The MLE for $\mu_i$ is $\hat{\mu}_i=\frac{y_{i1}+y_{i2}}{2}$.
For $\sigma^2$, the MLE is $\hat{\sigma}^2=\frac{1}{n} \sum_{i=1}^{n} s_{i}^{2}$, where $\hat{s}_{i}^{2}=\frac{[(y_{i1}-\hat{\mu_i})^2+(y_{i2}-\hat{\mu_i})^2]}{2}$.
Since $\hat{\mu_i}=\frac{y_{i1}+y_{i2}}{2}$, $y_{i1}-\hat{\mu_i}$ and $y_{i2}-\hat{\mu_i}$ are $y_{i1}-\frac{y_{i1}+y_{i2}}{2}=\frac{y_{i1}-y_{i2}}{2}$ and $y_{i2}-\frac{y_{i1}+y_{i2}}{2}=\frac{y_{i2}-y_{i1}}{2}$. Replacing those in the formula for $\hat{s}_{i}^{2}$ gives $s_{i}^{2}=\frac{\big[\big(\frac{y_{i1}-y_{i2}}{2} \big)^2 + \big( \frac{y_{i2}-y_{i1}}{2} \big)^2 \big]}{2}$.

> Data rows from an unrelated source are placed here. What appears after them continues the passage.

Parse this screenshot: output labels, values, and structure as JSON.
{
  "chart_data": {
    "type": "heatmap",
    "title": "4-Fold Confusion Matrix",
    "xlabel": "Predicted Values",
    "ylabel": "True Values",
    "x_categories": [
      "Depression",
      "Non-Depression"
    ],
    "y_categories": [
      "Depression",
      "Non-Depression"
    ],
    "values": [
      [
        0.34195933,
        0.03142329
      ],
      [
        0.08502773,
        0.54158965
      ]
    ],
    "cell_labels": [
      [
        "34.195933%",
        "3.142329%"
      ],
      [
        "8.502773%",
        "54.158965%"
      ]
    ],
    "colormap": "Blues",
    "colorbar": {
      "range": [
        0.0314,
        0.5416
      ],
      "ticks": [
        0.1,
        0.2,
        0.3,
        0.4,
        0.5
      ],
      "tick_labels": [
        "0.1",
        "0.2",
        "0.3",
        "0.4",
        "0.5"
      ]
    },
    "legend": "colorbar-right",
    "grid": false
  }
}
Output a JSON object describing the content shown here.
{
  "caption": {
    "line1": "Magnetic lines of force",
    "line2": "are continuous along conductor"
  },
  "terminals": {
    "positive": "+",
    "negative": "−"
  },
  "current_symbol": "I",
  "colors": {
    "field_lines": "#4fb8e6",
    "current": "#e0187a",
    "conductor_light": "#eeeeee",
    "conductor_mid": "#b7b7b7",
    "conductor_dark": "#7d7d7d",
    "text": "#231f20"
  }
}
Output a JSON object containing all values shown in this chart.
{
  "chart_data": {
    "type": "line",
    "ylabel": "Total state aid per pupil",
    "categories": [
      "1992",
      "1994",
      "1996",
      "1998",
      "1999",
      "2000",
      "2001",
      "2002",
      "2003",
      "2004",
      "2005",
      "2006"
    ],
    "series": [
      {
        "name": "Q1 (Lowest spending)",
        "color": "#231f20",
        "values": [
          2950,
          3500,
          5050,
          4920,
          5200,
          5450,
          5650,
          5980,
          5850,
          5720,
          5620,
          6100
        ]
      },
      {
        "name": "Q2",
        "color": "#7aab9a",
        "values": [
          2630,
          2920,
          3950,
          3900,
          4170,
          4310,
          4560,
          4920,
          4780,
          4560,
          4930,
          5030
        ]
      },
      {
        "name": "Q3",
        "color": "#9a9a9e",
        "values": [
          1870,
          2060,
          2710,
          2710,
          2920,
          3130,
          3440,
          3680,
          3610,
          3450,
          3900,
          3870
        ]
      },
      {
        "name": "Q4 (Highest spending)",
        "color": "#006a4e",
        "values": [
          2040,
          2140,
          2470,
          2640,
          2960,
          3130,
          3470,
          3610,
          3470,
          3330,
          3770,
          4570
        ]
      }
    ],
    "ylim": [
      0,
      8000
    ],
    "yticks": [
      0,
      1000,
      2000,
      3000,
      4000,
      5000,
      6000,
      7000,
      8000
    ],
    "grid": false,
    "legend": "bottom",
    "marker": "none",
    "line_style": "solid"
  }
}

At this point it is concluded that $E[s_{i}^{2}]=\frac{\sigma^2}{2}$, and the MLE for $\sigma^2$ will also be $\frac{\sigma^2}{2}$. What I'm not understanding is how $E[s_{i}^{2}]=\frac{\sigma^2}{2}$ is obtained from $s_{i}^{2}=\frac{\big[\big(\frac{y_{i1}-y_{i2}}{2} \big)^2 + \big( \frac{y_{i2}-y_{i1}}{2} \big)^2 \big]}{2}$? I see in this answer that $Y_{i1}-Y_{i2}\stackrel{d}{=}N(0,2\sigma^2)$ but why is this and why does it imply the result $\frac{\sigma^2}{2}$?
As an aside, is it the case that this bias in the estimate of $\sigma^2$ is the reason for the use of REML in mixed effect models?